CD 13-14 + 22-25 enthalten Dvoraks Kammermusik mit Klavier, zuerst die Sonatine op.100 und die Sonate für Violine und Klavier op.57, die Bohuslav Matousek und Petr Adamec mit einigen kleineren Werken für diese Besetzung im Dezember 1992 aufgenommen haben.  Die vier Klaviertrios zählen nach den Streichquartetten zu Dvoraks wichtigsten kammermusikalischen Werken; in leicht halligen Aufnahmen (1980 London) vom soliden Cohen Trio gehören sie zur Sammlung. Die jeweils zwei  Klavierquartette sind 2008, die Klavierquintette schon 1999/2000 vom bedeutenden Prager Vlach Quartett eingespielt worden, beides authentische Aufnahmen.

Unter den Vokalwerken findet man zunächst Duette und Chöre (CD 37-39, 2005 eingespielt), deren böhmische Folklore in der Originalsprache durch den Einsatz der Prague Singers und tschechischer Solisten unter Leitung von Stanislav Mistr Dvoraks Klangideal entsprechen; dazu gehören u.a. Moravian Duets op.20, 29, 32 und 38 sowie selten zu hörende Chöre und Lieder, teilweise Weltersteinspielungen.
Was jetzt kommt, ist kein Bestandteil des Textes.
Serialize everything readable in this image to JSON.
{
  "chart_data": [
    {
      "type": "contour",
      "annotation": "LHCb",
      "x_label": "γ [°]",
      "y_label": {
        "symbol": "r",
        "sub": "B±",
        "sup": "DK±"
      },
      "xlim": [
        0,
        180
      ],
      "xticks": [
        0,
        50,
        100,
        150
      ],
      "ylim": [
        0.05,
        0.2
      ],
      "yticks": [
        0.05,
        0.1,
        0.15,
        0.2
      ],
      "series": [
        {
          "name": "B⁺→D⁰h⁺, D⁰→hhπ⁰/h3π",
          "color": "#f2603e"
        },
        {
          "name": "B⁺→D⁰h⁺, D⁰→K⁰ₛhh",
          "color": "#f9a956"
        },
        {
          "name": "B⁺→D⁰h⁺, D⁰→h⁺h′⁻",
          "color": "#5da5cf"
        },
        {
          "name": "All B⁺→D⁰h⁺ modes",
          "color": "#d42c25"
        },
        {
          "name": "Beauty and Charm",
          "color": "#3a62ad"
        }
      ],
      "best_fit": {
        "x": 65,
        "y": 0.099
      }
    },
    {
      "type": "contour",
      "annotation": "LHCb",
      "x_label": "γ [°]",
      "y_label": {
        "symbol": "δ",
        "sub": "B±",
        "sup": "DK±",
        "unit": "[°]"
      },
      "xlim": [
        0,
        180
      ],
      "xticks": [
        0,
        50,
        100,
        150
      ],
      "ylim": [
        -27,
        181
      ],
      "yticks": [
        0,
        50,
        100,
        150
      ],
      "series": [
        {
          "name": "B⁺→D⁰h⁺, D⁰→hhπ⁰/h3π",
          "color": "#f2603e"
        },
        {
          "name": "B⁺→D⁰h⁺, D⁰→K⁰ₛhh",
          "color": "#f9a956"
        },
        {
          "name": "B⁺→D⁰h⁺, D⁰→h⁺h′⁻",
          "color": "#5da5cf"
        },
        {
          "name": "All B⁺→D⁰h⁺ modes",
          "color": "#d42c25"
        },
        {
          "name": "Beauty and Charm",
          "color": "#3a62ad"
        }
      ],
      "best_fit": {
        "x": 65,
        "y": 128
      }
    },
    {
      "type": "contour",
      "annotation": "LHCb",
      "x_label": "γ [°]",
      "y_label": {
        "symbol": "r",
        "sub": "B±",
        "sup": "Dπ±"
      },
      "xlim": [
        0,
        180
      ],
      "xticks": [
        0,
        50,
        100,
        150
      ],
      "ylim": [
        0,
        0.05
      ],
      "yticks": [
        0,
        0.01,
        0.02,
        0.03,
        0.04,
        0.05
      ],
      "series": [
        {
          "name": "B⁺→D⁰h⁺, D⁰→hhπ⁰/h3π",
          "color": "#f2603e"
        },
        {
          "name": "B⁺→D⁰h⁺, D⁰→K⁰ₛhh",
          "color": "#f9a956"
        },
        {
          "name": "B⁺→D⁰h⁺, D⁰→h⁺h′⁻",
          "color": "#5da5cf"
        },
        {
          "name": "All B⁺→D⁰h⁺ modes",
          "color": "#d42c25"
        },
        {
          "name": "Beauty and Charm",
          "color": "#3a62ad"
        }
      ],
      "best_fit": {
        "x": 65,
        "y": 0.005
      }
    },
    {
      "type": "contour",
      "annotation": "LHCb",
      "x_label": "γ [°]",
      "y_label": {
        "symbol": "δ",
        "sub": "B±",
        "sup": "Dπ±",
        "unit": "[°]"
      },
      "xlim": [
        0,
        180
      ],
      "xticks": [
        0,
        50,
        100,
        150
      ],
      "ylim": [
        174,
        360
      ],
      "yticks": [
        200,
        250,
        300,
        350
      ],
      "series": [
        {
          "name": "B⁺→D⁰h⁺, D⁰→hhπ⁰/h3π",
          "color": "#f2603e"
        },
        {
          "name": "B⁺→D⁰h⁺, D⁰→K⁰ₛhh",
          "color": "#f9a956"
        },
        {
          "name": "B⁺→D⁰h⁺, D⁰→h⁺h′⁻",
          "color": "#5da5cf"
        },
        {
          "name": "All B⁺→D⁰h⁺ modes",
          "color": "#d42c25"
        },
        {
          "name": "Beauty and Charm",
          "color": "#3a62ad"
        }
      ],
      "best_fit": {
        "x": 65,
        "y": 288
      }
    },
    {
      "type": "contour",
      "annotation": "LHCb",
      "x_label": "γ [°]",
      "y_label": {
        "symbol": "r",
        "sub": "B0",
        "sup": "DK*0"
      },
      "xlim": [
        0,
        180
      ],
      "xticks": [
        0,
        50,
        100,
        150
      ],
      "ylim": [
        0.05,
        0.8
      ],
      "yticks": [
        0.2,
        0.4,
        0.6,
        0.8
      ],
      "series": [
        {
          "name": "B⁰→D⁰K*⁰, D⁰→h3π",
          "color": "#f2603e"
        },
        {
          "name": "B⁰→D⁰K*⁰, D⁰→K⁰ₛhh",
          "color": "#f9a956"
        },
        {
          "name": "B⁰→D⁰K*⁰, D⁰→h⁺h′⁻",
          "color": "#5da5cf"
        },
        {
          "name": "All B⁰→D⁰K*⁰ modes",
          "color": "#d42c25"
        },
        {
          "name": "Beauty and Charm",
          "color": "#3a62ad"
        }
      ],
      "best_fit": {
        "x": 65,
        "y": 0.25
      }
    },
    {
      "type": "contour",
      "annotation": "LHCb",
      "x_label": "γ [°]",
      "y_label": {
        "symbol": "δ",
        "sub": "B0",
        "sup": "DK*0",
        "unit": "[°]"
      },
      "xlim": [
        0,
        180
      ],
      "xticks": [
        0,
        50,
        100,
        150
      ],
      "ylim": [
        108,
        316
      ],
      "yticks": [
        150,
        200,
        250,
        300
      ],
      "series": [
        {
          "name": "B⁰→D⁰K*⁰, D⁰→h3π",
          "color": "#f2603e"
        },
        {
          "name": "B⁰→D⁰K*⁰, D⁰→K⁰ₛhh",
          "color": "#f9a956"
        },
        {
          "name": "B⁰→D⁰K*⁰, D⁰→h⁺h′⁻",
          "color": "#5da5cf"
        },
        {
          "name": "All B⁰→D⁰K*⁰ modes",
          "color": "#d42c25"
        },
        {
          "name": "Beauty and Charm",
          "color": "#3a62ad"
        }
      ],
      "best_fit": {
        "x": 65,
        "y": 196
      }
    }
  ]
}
Sehr schade ist es, dass die Zigeunerlieder op.55, die Liebeslieder op.83 und die biblischen Lieder op.99 (CD 40) von Peter Schreier in deutscher Sprache gesungen werden; wenn man sie als einzige schon nicht im tschechischen Original bringt, dann wäre zumindest bei den biblischen Liedern die heutzutage bevorzugt gesungene Übersetzung von Dietrich Fischer-Dieskau am Besten gewesen, da sie sich besonders eng an dem Klangbild der Urfassung Dvoraks orientiert.

Von den geistlichen Chorwerken haben das Stabat Mater op.58 und das Requiem op.89 sowie die Vertonung des 149. Psalms op.79 Aufnahme in die Sammlung gefunden (CD 41-43). Das Stabat Mater, in dem Dvoraks Trauer um den Tod dreier eigener früh verstorbener Kinder innigen Ausdruck findet, erklingt in einer Aufnahme des Washington Chorus and Orchestra unter Robert Shafer aus dem Jahre 2000; Sopranistin Christine Brewer , Mezzo Marietta Simpson, Tenor John Aler und Bariton Ding Gao erfüllen ihre Soloparts mit großer Intensität. Das 2012 in Warschau aufgenommene Requiem wird von dem Warschauer Philharmonischen Orchester und Chor unter Antoni Wit mit den Solisten Christiane Libor, Ewa Wolak, Daniel Kirch und Janusz Monarcha ebenfalls tief empfunden präsentiert.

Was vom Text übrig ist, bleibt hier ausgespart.